Blessed God, who gathers the lambs in his arms and carries them close to his heart, we pray for Ukraine and Russia. Mature our understanding of the circumstances that afflict these nations. We pray that the weapons carried by men and women on both sides of the border would be remounded into ploughs, instruments to rebuild the beautiful nation of Ukraine.


Bread of Life and Living Water, we believe in your omnipotence. We ask you to meet the collective and individual needs of the men, women and children who have been violently forced from their homes. Be the source of their spiritual and physical nourishment. Bring them cooked meals, clean water, warmth and electricity for showers and light. Guide translators to all who need clarity, as they enter the bordering countries. Build sanctuaries of peace for your people on both sides of Ukraine-Russia border.

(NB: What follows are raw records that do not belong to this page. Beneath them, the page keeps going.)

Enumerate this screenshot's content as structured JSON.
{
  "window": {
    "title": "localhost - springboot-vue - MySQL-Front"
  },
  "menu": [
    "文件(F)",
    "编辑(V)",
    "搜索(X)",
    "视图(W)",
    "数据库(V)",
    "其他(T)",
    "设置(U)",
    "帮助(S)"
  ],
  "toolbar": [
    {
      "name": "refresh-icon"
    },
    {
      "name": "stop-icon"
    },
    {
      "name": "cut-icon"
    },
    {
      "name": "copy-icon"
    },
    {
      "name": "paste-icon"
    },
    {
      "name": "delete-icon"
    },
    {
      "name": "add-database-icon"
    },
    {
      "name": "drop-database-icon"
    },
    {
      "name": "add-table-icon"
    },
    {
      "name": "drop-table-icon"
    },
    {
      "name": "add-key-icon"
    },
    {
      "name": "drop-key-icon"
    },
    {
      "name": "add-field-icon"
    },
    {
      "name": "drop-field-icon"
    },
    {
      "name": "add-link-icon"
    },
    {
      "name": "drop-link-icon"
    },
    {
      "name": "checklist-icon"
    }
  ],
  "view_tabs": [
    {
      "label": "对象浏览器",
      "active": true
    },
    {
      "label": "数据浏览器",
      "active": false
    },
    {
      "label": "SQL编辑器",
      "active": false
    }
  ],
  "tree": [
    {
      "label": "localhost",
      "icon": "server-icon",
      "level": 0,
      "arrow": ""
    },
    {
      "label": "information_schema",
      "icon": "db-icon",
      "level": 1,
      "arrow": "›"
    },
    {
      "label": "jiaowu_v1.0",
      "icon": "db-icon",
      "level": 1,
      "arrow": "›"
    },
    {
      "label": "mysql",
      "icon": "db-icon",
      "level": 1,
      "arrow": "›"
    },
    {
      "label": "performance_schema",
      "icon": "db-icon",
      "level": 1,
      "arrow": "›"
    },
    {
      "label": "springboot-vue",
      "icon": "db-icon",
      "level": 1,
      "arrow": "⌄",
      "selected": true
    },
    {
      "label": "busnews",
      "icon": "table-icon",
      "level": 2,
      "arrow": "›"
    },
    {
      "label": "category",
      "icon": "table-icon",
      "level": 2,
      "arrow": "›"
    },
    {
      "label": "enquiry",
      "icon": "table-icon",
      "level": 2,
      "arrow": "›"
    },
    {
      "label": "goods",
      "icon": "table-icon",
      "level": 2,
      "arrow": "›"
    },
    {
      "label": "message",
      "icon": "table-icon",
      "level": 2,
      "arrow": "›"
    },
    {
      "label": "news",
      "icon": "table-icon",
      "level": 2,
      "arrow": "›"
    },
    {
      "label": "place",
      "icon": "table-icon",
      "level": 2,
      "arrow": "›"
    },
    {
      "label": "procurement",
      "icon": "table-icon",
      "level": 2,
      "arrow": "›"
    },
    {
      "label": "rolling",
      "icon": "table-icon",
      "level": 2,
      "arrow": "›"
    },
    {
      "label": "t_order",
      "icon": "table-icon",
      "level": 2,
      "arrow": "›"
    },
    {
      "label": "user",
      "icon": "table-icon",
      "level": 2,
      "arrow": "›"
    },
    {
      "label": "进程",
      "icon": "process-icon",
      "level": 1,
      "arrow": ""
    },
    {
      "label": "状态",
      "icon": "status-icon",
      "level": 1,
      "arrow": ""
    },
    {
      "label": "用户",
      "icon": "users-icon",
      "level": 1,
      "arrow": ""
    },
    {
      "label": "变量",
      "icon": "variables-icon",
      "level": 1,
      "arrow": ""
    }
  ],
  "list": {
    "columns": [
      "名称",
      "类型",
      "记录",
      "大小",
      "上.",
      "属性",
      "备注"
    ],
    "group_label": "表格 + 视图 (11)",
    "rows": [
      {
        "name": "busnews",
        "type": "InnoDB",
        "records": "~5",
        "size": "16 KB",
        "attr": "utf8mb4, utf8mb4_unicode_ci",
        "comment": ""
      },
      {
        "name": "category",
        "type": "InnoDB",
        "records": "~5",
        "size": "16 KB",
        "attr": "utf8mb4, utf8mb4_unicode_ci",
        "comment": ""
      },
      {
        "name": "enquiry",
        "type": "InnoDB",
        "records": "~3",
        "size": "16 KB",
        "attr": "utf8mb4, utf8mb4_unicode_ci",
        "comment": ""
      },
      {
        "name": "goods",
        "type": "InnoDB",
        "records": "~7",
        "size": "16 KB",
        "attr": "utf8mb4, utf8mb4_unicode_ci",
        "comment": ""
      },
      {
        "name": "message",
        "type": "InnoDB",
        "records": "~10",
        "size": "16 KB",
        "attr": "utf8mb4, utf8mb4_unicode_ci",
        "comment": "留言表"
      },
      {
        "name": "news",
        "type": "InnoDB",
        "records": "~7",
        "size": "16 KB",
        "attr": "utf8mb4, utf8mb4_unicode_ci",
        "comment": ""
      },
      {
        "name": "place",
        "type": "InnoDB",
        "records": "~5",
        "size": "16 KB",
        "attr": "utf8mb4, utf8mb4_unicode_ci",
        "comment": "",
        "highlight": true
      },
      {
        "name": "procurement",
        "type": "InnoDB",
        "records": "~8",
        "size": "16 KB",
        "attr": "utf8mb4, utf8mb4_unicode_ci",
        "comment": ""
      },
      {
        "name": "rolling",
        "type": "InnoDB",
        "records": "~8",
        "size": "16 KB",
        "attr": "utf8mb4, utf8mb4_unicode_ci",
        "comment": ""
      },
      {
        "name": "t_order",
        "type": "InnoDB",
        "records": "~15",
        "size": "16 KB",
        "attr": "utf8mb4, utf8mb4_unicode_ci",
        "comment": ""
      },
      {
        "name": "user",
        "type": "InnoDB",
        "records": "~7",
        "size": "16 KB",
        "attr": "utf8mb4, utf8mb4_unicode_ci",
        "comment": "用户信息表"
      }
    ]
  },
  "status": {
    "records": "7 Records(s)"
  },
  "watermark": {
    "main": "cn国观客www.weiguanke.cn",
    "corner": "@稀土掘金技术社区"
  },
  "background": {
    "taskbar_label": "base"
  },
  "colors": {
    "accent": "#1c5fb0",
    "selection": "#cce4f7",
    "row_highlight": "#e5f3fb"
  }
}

Give Poland, Slovakia, Hungary, Romania, Moldova, Belarus and the United Kingdom wisdom and provisions for welcoming the Ukrainian refugees. We pray for our world leaders, that their decisions would be moral, courageous and honest. We pray for the world, that in this moment of crisis, we may be men and women who stand in solidarity with our brothers and sisters in need.


We pray that you would give mothers and fathers the words they need to comfort their children. We believe in your promise to shelter widows and orphans. For this is what is written in your word: 'Religion that is pure and undefiled before God the Father is this: to visit orphans and widows in their affliction, and to keep oneself unstained from the world,' James 1: 27. We ask that you bring midwives and nurses to watch over expectant mothers and injured individuals. Reassure grandparents that your covenant legacy will endure.


Mighty God, give strength and courage to all who have taken up arms to defend Ukrainia. Greaten the unity between people from different socio-economic backgrounds until they are one in humility, resilience and faith. As in Daniel 3, we pray that governing powers would recognise you as the 'fourth man in the crossfire.' Deliver the oppressed.


We ask this in the blessed name of your son. Amen.